The pandemic has not come to an end, but some curves have been flattened, and many places are not just talking about re-opening, but actually are starting to come back to life. Does that make you feel better? I am concerned that it is too soon; I hope those dreaded numbers do not go up again. But it is impossible not to want it all to be okay, and for the world to mostly come back to what it was and what I knew.

However, regardless of what those in power say, I do not feel like I can go into the bank, and maybe say hi to Nicole; then go on to Savers or the mall, before going onto Trader Joe’s and then Market Basket. Nor do I feel like I can get in my car head anywhere out of state, though I do imagine some may want to tell me that I need to go out and spend money.

A certain innocence is gone, which I do not think will ever return, regardless of what anyone says. I will admit that the older I get, the more cautions I am; but this is something else entirely.

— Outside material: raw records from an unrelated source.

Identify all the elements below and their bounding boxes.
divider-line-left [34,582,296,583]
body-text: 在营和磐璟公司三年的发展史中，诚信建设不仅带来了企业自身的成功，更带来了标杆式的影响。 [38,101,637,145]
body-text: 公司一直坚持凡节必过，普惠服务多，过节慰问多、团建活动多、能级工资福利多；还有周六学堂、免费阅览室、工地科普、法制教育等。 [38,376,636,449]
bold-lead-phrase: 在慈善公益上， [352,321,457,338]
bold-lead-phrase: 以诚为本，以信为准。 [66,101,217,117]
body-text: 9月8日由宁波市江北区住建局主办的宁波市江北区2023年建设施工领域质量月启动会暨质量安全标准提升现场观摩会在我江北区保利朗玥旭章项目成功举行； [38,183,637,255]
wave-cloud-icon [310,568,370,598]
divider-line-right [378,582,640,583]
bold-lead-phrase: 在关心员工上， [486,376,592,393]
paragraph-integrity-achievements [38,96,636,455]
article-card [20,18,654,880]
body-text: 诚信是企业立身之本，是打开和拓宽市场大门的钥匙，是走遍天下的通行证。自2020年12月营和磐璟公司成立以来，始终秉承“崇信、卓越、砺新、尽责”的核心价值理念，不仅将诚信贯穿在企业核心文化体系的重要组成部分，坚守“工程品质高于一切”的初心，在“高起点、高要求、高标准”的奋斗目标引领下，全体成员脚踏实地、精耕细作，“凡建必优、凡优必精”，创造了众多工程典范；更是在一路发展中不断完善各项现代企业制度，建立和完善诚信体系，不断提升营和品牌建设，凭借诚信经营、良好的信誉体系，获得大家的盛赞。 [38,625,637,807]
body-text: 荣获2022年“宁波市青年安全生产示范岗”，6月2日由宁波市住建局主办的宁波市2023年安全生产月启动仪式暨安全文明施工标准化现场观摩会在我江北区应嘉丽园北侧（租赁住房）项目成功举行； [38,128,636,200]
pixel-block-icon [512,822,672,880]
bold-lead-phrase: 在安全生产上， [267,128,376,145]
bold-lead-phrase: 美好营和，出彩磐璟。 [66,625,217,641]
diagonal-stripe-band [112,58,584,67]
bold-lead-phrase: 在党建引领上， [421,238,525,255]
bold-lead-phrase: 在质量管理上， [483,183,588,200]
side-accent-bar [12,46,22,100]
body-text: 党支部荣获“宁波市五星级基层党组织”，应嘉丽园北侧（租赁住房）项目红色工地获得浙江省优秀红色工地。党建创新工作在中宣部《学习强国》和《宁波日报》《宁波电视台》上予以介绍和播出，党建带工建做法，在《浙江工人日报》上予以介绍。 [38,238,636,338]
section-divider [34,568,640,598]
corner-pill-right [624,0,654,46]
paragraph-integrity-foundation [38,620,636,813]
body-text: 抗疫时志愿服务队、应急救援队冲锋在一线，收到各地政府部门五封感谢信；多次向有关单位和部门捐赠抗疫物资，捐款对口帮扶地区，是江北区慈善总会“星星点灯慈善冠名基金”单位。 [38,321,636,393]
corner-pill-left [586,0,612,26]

The reality of the invisible boogie-man cannot be ignored. We no longer live in a world where something bad might happen if you go sky diving to mountain climbing, but going to the grocery store or a family gathering is now something, which we will feel apprehensive about, even if only slightly. We will not be able to ignore the stories of people dying because they went to a birthday party or a wedding, innocuous activities which used to have almost no risk associated with them. For a good long while, we will have to think twice about what we do, and who we see. We will not want to wonder if that person is symptom free, or has been quarantined for 14 days, or if their cough is hay fever or something else, but we will.
But alas, not everything which as come from these days is bad; one of the good things, which I will be taking from this pandemic, and applying to that other life is paying more attention to the notion of “keeping” the Sabbath. It has become more important than ever, to have a day set aside, where we step back and change our focus.

In fact, as I see the photographs of views unobstructed by pollution or wildlife coming out of hiding; I think maybe we could all do with a day of rest. A time where we stop running errands, doing chores, and attacking our “to do” lists, to instead spend time connecting with those we love and appreciating the beauty of nature.

These are unprecedented days for most of us; we are all trying to figure out, the best way to cope and not hurt anyone else, as we go forward. I know that being more considerate, grateful, and kind, has made an impact in the world. I hope we do not quickly forget that our actions matter, especially to those we love. Meanwhile, I do care how you are, and hope you are well my friends; that is all for now.